ECLI:NL:CRVB:2015:3100
Centrale Raad van Beroep
- Hoger beroep
- Rechtspraak.nl
Intrekking van bijstand wegens verzuim in medewerking aan opschorting
In deze zaak gaat het om de intrekking van de bijstand van appellant op grond van de Wet werk en bijstand (WWB). Appellant ontving sinds 13 februari 2013 bijstand, maar verzuimde om binnen de gestelde termijn de gevraagde medewerking te verlenen na een opschortingsbesluit van het college van burgemeester en wethouders van Roermond. Het college had appellant uitgenodigd voor een gesprek over zijn mogelijkheden op de arbeidsmarkt, maar appellant verscheen niet op de afspraken. Dit leidde tot de opschorting van zijn bijstand per 31 mei 2013 en uiteindelijk tot de intrekking van de bijstand met terugwerkende kracht.
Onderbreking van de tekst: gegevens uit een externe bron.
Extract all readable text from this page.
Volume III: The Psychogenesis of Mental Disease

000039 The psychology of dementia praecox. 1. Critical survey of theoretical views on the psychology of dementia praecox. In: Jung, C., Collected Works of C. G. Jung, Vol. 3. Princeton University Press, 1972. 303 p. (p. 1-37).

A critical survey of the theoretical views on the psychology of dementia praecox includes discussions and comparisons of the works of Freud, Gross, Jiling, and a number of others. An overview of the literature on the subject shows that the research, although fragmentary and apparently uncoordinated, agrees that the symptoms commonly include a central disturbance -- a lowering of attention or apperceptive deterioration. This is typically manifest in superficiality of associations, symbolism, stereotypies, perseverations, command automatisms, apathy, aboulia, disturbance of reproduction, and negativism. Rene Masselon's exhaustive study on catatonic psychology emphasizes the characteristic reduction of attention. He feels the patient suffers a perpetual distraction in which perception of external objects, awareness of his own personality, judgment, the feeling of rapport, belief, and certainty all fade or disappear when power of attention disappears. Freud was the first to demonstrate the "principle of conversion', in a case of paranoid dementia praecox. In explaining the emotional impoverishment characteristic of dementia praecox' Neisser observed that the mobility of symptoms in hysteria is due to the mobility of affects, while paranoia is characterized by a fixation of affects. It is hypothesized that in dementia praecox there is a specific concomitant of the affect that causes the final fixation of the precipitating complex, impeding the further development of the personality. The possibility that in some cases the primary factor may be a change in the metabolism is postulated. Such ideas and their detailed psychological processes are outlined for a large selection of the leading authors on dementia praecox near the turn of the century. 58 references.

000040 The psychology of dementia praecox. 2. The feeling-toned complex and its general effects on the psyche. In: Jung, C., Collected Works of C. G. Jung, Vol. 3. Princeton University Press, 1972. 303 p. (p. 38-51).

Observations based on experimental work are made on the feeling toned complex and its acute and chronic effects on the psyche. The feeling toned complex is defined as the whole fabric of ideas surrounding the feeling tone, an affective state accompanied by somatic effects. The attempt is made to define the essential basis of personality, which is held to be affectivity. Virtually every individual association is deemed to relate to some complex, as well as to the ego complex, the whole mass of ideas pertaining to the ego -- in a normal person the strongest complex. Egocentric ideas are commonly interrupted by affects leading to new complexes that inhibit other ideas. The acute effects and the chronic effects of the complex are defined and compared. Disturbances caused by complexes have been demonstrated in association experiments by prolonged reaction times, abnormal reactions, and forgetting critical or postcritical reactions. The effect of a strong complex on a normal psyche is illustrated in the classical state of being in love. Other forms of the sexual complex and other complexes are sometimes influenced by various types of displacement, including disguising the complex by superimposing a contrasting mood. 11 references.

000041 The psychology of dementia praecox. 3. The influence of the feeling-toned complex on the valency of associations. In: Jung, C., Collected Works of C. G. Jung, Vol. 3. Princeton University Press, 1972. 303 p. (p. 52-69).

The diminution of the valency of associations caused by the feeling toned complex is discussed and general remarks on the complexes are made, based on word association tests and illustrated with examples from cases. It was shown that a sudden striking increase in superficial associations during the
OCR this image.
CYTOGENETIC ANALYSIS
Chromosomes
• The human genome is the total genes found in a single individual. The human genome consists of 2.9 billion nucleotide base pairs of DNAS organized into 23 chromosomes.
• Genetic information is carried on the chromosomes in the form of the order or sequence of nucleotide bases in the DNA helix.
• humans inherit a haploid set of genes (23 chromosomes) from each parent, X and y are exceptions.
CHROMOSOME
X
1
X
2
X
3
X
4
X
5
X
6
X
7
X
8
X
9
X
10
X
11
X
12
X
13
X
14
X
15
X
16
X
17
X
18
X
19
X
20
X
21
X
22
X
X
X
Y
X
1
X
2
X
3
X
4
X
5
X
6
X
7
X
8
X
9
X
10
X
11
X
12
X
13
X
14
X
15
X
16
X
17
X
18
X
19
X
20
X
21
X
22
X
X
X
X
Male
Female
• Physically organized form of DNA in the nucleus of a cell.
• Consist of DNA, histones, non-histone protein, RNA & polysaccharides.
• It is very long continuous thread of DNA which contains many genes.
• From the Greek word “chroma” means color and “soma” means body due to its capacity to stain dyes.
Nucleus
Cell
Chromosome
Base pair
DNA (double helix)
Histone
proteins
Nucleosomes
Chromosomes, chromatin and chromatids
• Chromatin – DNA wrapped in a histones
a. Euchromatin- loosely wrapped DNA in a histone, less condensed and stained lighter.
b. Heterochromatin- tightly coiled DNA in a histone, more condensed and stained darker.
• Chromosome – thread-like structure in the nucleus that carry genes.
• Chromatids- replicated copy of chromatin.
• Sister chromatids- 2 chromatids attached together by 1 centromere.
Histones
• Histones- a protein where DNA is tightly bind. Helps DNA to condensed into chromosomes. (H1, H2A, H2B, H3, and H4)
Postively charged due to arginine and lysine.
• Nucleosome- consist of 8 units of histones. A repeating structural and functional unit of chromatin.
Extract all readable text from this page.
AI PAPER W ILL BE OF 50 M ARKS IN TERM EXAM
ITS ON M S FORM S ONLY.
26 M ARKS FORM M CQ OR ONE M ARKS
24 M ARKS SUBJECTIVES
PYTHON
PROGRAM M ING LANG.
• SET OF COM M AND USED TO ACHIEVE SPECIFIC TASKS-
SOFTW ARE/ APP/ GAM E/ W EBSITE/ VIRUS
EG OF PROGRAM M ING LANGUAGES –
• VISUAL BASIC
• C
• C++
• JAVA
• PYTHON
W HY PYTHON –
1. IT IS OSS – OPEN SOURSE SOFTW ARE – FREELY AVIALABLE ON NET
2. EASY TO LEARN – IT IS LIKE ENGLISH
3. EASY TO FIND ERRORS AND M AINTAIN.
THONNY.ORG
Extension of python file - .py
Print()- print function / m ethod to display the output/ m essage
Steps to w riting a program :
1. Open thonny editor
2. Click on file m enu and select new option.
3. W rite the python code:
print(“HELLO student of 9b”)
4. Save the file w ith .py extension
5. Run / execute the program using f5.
Appellant voerde aan dat hij niet op de uitnodigingen was verschenen omdat hij zijn post niet had ontvangen, maar de Centrale Raad van Beroep oordeelde dat het appellant zelf was aan te rekenen dat hij niet op de uitnodigingen had gereageerd. De Raad stelde vast dat appellant verantwoordelijk was voor de juiste registratie van zijn adres en dat hij had moeten weten dat zijn post naar het verkeerde adres werd gestuurd. De Raad bevestigde de eerdere uitspraak van de rechtbank Limburg, die het beroep van appellant tegen het besluit van het college ongegrond had verklaard. De Raad oordeelde dat het college aan zijn bekendmakingsverplichting had voldaan door het opschortingsbesluit naar het bij appellant bekende adres te verzenden. De uitspraak werd gedaan door F. Hoogendijk, met M.S. Boomhouwer als griffier, en werd openbaar uitgesproken op 15 september 2015.